Um erro de cálculo e a temperatura de sua picanha de búfalo, de seu salmão ou de sua codorna com creme não chegaria na medida certa. Ainda que soubessem que Bento XVI não tinha o perfil de quem reclamaria dos serviços da cozinha, os empregados queriam dar ao papa o melhor que se podia oferecer naqueles dias de Brasil.
Silvia Aquino é a mulher que esteve por trás de tudo o que rondou a maior autoridade da Igreja Católica em sua estada na cidade de Aparecida, a 167 quilômetros da capital paulista, entre os dias 11 e 13 de maio de 2007. À frente de 180 funcionários, cuidou da decoração, do cardápio, da música, de parte da segurança, da imprensa, dos bombons colocados no quarto, dos tapetes no hall de entrada e do cronômetro para garantir que a comida de Bento XVI não esfriasse antes de chegar ao seu quarto.
Seis meses depois do furacão, a mulher que recebeu Bento XVI ?com o coração nas mãos? se sente à vontade para colocar tudo o que testemunhou em uma publicação que deverá ser lançada antes do Natal. De nome ainda indefinido, a obra trará fotos de arquivo pessoal tiradas por Silvia e histórias de um bastidor que muitos fiéis e jornalistas pagariam para conhecer. Enquanto decide os detalhes de lançamento, anuncia ainda que a data será marcada com um recital de piano realizado por Álvaro Siviero, o mesmo pianista que, convidado por ela, deslumbrou Bento XVI em curiosos momentos de privacidade.
Católica de uma família de Lorena, interior de São Paulo, ex-estudante de colégio de freiras, Silvia Aquino se apegou a suas crenças para não tropeçar no desespero. Nada poderia falhar.
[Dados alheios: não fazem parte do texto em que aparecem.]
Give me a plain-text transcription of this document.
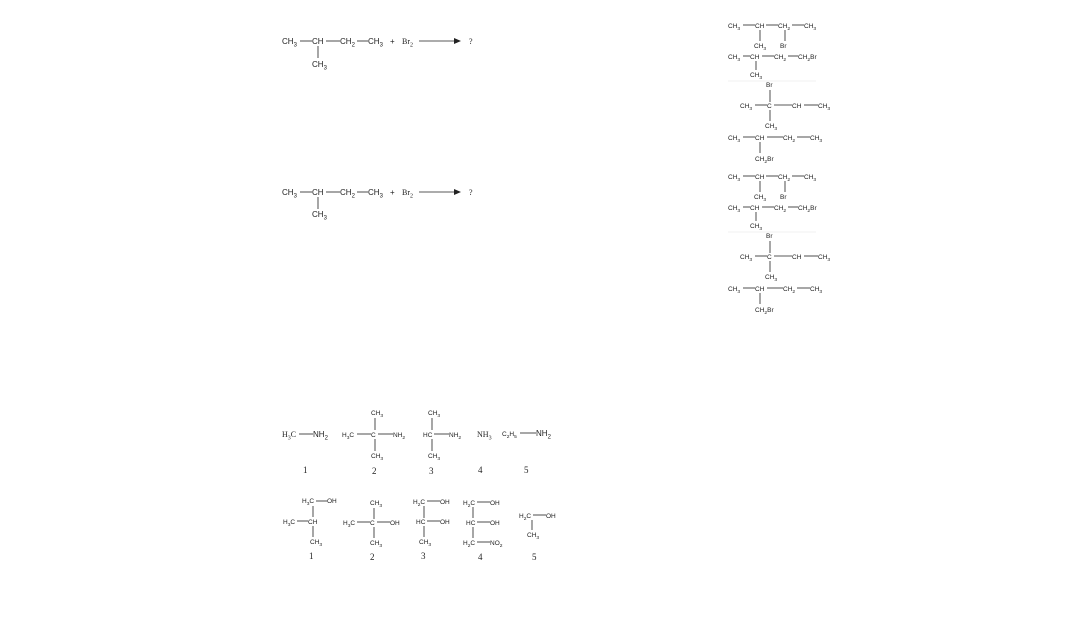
$CH_3$ CH $CH_2$ $CH_3$
$CH_3$
+ $Br_2$	?
$CH_3$ CH $CH_2$ $CH_3$
$CH_3$
+ $Br_2$	?
$CH_3$ CH $CH_2$ $CH_3$
$CH_3$ Br
$CH_3$ CH $CH_2$ $CH_2Br$
$CH_3$
Br
$CH_3$ C	CH	$CH_3$
$CH_3$
$CH_3$ CH	$CH_2$ $CH_3$
$CH_2Br$
$CH_3$ CH $CH_2$ $CH_3$
$CH_3$ Br
$CH_3$ CH $CH_2$ $CH_2Br$
$CH_3$
Br
$CH_3$ C	CH	$CH_3$
$CH_3$
$CH_3$ CH	$CH_2$ $CH_3$
$CH_2Br$
$H_3C$ $NH_2$
1
$CH_3$
$H_3C$	C	$NH_2$
$CH_3$
2
$CH_3$
HC	$NH_2$
$CH_3$
3
$NH_3$
4
$C_2H_5$ $NH_2$
5
$H_3C$ OH
$H_3C$ CH
$CH_3$
1
$CH_3$
$H_3C$ C OH
$CH_3$
2
$H_2C$ OH
HC OH
$CH_3$
3
$H_2C$ OH
HC OH
$H_2C$ $NO_2$
4
$H_2C$ OH
$CH_3$
5
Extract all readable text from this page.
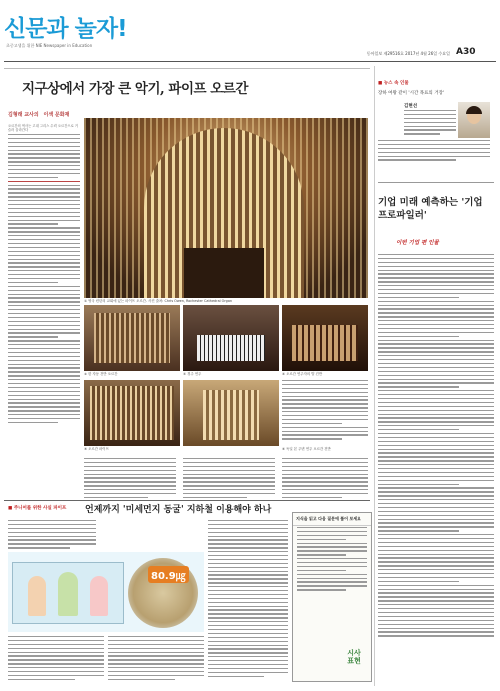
신문과 놀자!
초중고생을 위한 NIE Newspaper in Education
동아일보 제29516호 2017년 4월 26일 수요일 A30
지구상에서 가장 큰 악기, 파이프 오르간
김형래 교사의 이색 문화재
오르간의 역사는 고대 그리스 수력 오르간으로 거슬러 올라간다
① 영국 런던의 교회에 있는 파이프 오르간. 사진 출처: Chris Owen, Rochester Cathedral Organ
② 한 자동 건반 오르간	③ 경주 연주	④ 오르간 연주자의 발 건반
⑤ 오르간 파이프	⑥ 독일 본 주변 연주 오르간 건반
■ 주니어를 위한 사실 파이프 언제까지 '미세먼지 동굴' 지하철 이용해야 하나
80.9㎍
지식을 읽고 다음 질문에 풀어 보세요
시사
표현
■ 뉴스 속 인물
장하 여왕 같이 '시간 목표의 거장'
김현선
기업 미래 예측하는 '기업 프로파일러'
이번 기업 편 인물
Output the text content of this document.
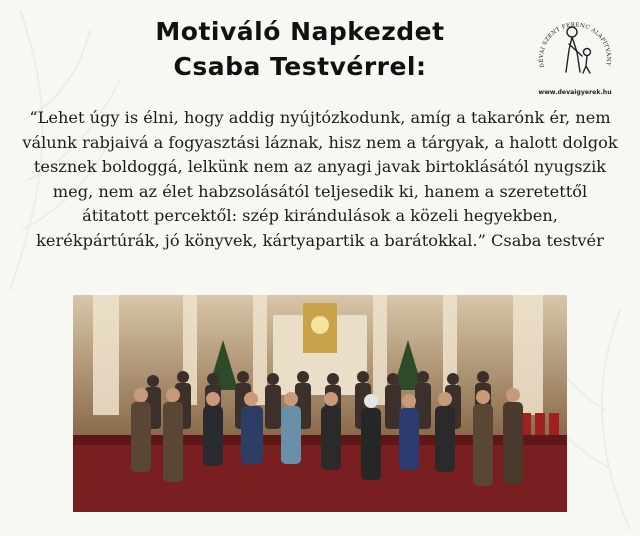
Motiváló Napkezdet
Csaba Testvérrel:	DÉVAI SZENT FERENC ALAPÍTVÁNY
www.devaigyerek.hu
“Lehet úgy is élni, hogy addig nyújtózkodunk, amíg a takarónk ér, nem válunk rabjaivá a fogyasztási láznak, hisz nem a tárgyak, a halott dolgok tesznek boldoggá, lelkünk nem az anyagi javak birtoklásától nyugszik meg, nem az élet habzsolásától teljesedik ki, hanem a szeretettől átitatott percektől: szép kirándulások a közeli hegyekben, kerékpártúrák, jó könyvek, kártyapartik a barátokkal.” Csaba testvér
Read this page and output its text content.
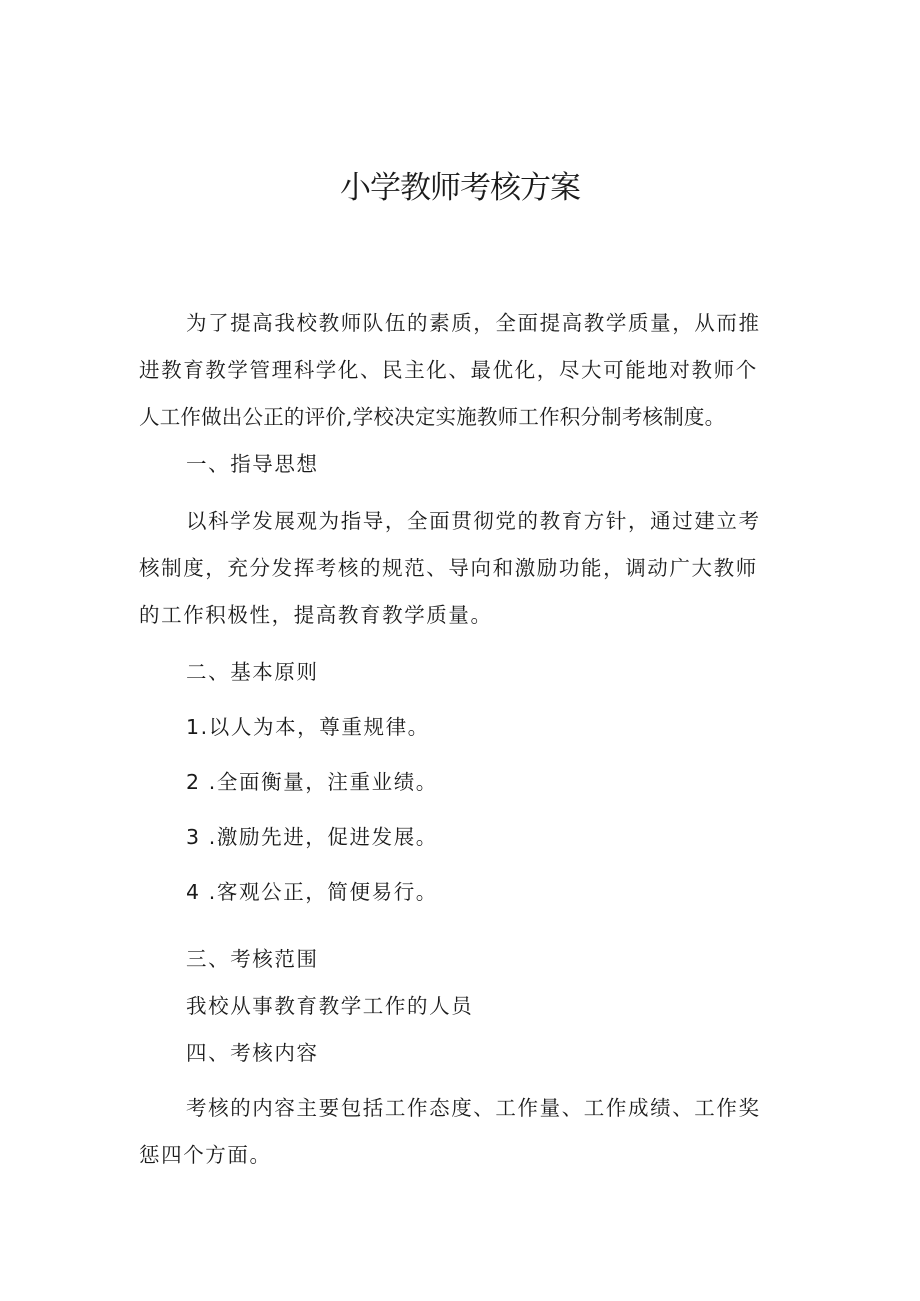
小学教师考核方案

为了提高我校教师队伍的素质，全面提高教学质量，从而推

进教育教学管理科学化、民主化、最优化，尽大可能地对教师个

人工作做出公正的评价,学校决定实施教师工作积分制考核制度。

一、指导思想

以科学发展观为指导，全面贯彻党的教育方针，通过建立考

核制度，充分发挥考核的规范、导向和激励功能，调动广大教师

的工作积极性，提高教育教学质量。

二、基本原则

1.以人为本，尊重规律。

2 .全面衡量，注重业绩。

3 .激励先进，促进发展。

4 .客观公正，简便易行。

三、考核范围

我校从事教育教学工作的人员

四、考核内容

考核的内容主要包括工作态度、工作量、工作成绩、工作奖

惩四个方面。
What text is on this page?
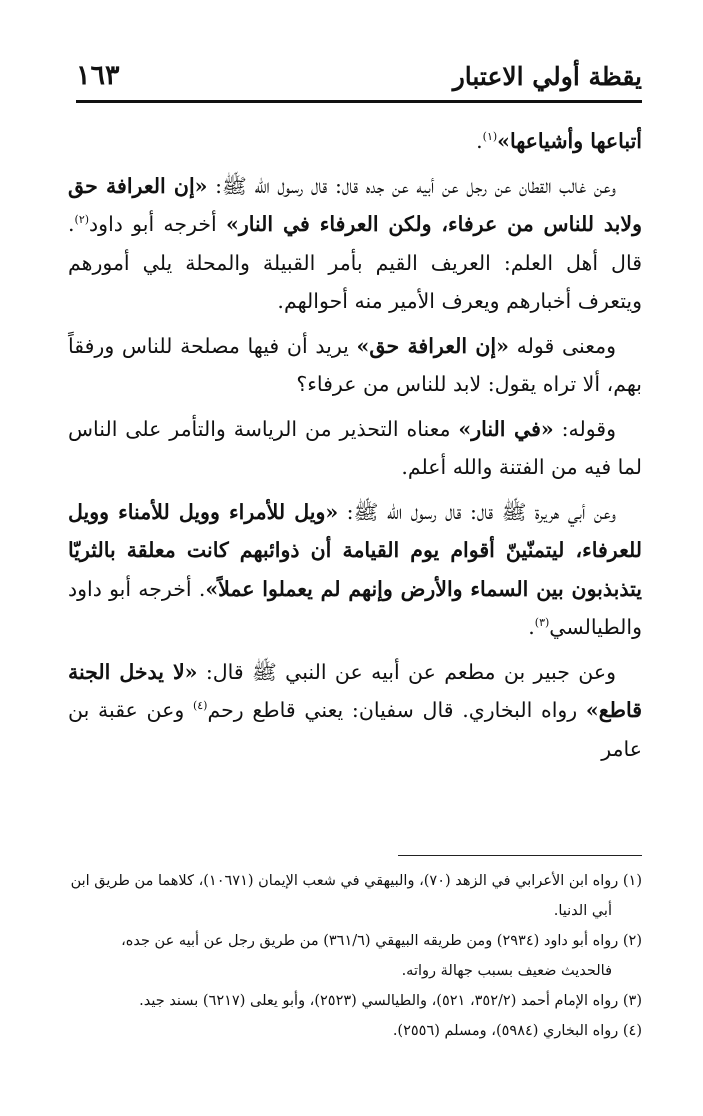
يقظة أولي الاعتبار
١٦٣

أتباعها وأشياعها»$^{(١)}$.

وعن غالب القطان عن رجل عن أبيه عن جده قال: قال رسول الله ﷺ: «إن العرافة حق ولابد للناس من عرفاء، ولكن العرفاء في النار» أخرجه أبو داود$^{(٢)}$. قال أهل العلم: العريف القيم بأمر القبيلة والمحلة يلي أمورهم ويتعرف أخبارهم ويعرف الأمير منه أحوالهم.

ومعنى قوله «إن العرافة حق» يريد أن فيها مصلحة للناس ورفقاً بهم، ألا تراه يقول: لابد للناس من عرفاء؟

وقوله: «في النار» معناه التحذير من الرياسة والتأمر على الناس لما فيه من الفتنة والله أعلم.

وعن أبي هريرة ﷺ قال: قال رسول الله ﷺ: «ويل للأمراء وويل للأمناء وويل للعرفاء، ليتمنّينّ أقوام يوم القيامة أن ذوائبهم كانت معلقة بالثريّا يتذبذبون بين السماء والأرض وإنهم لم يعملوا عملاً». أخرجه أبو داود والطيالسي$^{(٣)}$.

وعن جبير بن مطعم عن أبيه عن النبي ﷺ قال: «لا يدخل الجنة قاطع» رواه البخاري. قال سفيان: يعني قاطع رحم$^{(٤)}$ وعن عقبة بن عامر

(١) رواه ابن الأعرابي في الزهد (٧٠)، والبيهقي في شعب الإيمان (١٠٦٧١)، كلاهما من طريق ابن
أبي الدنيا.
(٢) رواه أبو داود (٢٩٣٤) ومن طريقه البيهقي (٣٦١/٦) من طريق رجل عن أبيه عن جده،
فالحديث ضعيف بسبب جهالة رواته.
(٣) رواه الإمام أحمد (٣٥٢/٢، ٥٢١)، والطيالسي (٢٥٢٣)، وأبو يعلى (٦٢١٧) بسند جيد.
(٤) رواه البخاري (٥٩٨٤)، ومسلم (٢٥٥٦).
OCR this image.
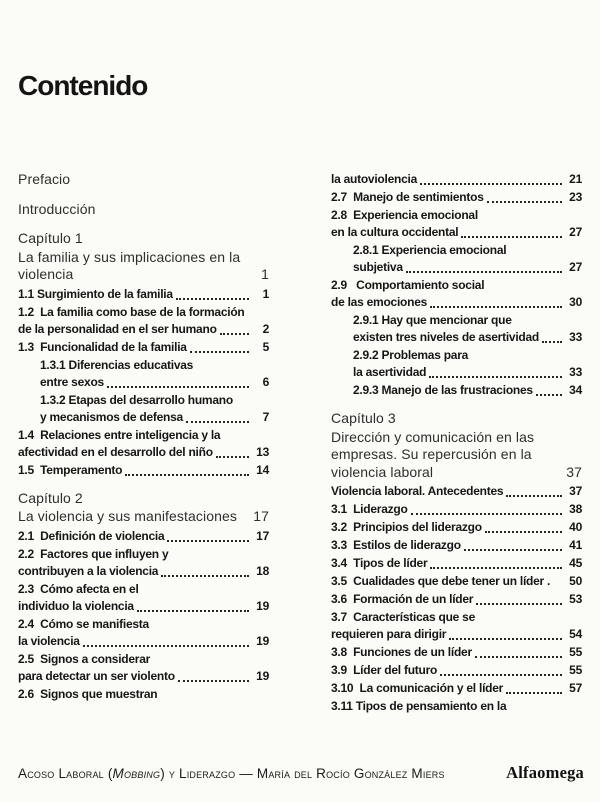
Contenido
Prefacio
Introducción
Capítulo 1
La familia y sus implicaciones en la
violencia	1
1.1 Surgimiento de la familia	1
1.2  La familia como base de la formación
de la personalidad en el ser humano	2
1.3  Funcionalidad de la familia	5
1.3.1 Diferencias educativas
entre sexos	6
1.3.2 Etapas del desarrollo humano
y mecanismos de defensa	7
1.4  Relaciones entre inteligencia y la
afectividad en el desarrollo del niño	13
1.5  Temperamento	14
Capítulo 2
La violencia y sus manifestaciones 17
2.1  Definición de violencia	17
2.2  Factores que influyen y
contribuyen a la violencia	18
2.3  Cómo afecta en el
individuo la violencia	19
2.4  Cómo se manifiesta
la violencia	19
2.5  Signos a considerar
para detectar un ser violento	19
2.6  Signos que muestran
la autoviolencia	21
2.7  Manejo de sentimientos	23
2.8  Experiencia emocional
en la cultura occidental	27
2.8.1 Experiencia emocional
subjetiva	27
2.9   Comportamiento social
de las emociones	30
2.9.1 Hay que mencionar que
existen tres niveles de asertividad	33
2.9.2 Problemas para
la asertividad	33
2.9.3 Manejo de las frustraciones	34
Capítulo 3
Dirección y comunicación en las
empresas. Su repercusión en la
violencia laboral	37
Violencia laboral. Antecedentes	37
3.1  Liderazgo	38
3.2  Principios del liderazgo	40
3.3  Estilos de liderazgo	41
3.4  Tipos de líder	45
3.5  Cualidades que debe tener un líder .	50
3.6  Formación de un líder	53
3.7  Características que se
requieren para dirigir	54
3.8  Funciones de un líder	55
3.9  Líder del futuro	55
3.10  La comunicación y el líder	57
3.11 Tipos de pensamiento en la
Acoso Laboral (Mobbing) y Liderazgo — María del Rocío González Miers	Alfaomega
O contato físico com o papa, mesmo para alguém que organizou tudo, não foi além de gestos. O suficiente para ainda emocioná-la. ?Eu participei da missa pessoal de Bento XVI, feita para umas dez pessoas. Foi algo muito especial.?
Álvaro Siviero, o pianista do papa, conseguiu ir além. Era ele quem tocava, não por acaso, em um legítimo piano alemão Steinweg enquanto Bento XVI almoçava nas dependências do seminário. Siviero pegou o papa pelo coração, que não resistiu ao repertório de Beethoven, Schubert, Mozart e Bach preparado pelo brasileiro. Bento XVI também é pianista e um apreciador de obras eruditas. ?Eu contei. Enquanto eu tocava, cruzamos os olhares por 15 vezes.? Ao final da Sonata de Beethoven, o próprio papa puxou os aplausos e disse ?sou muito agradecido ao pianista, que se apresentou maravilhosamente bem?. Siviero, sem jeito, se levantou e sentiu uma mão o empurrando. ?Era a mão de um guarda suíço. Entendi que era para eu ir em direção ao papa. Comecei a chorar, não consigo me lembrar do que falei para ele até hoje. Ele apertou minha mão e me deu um abraço.?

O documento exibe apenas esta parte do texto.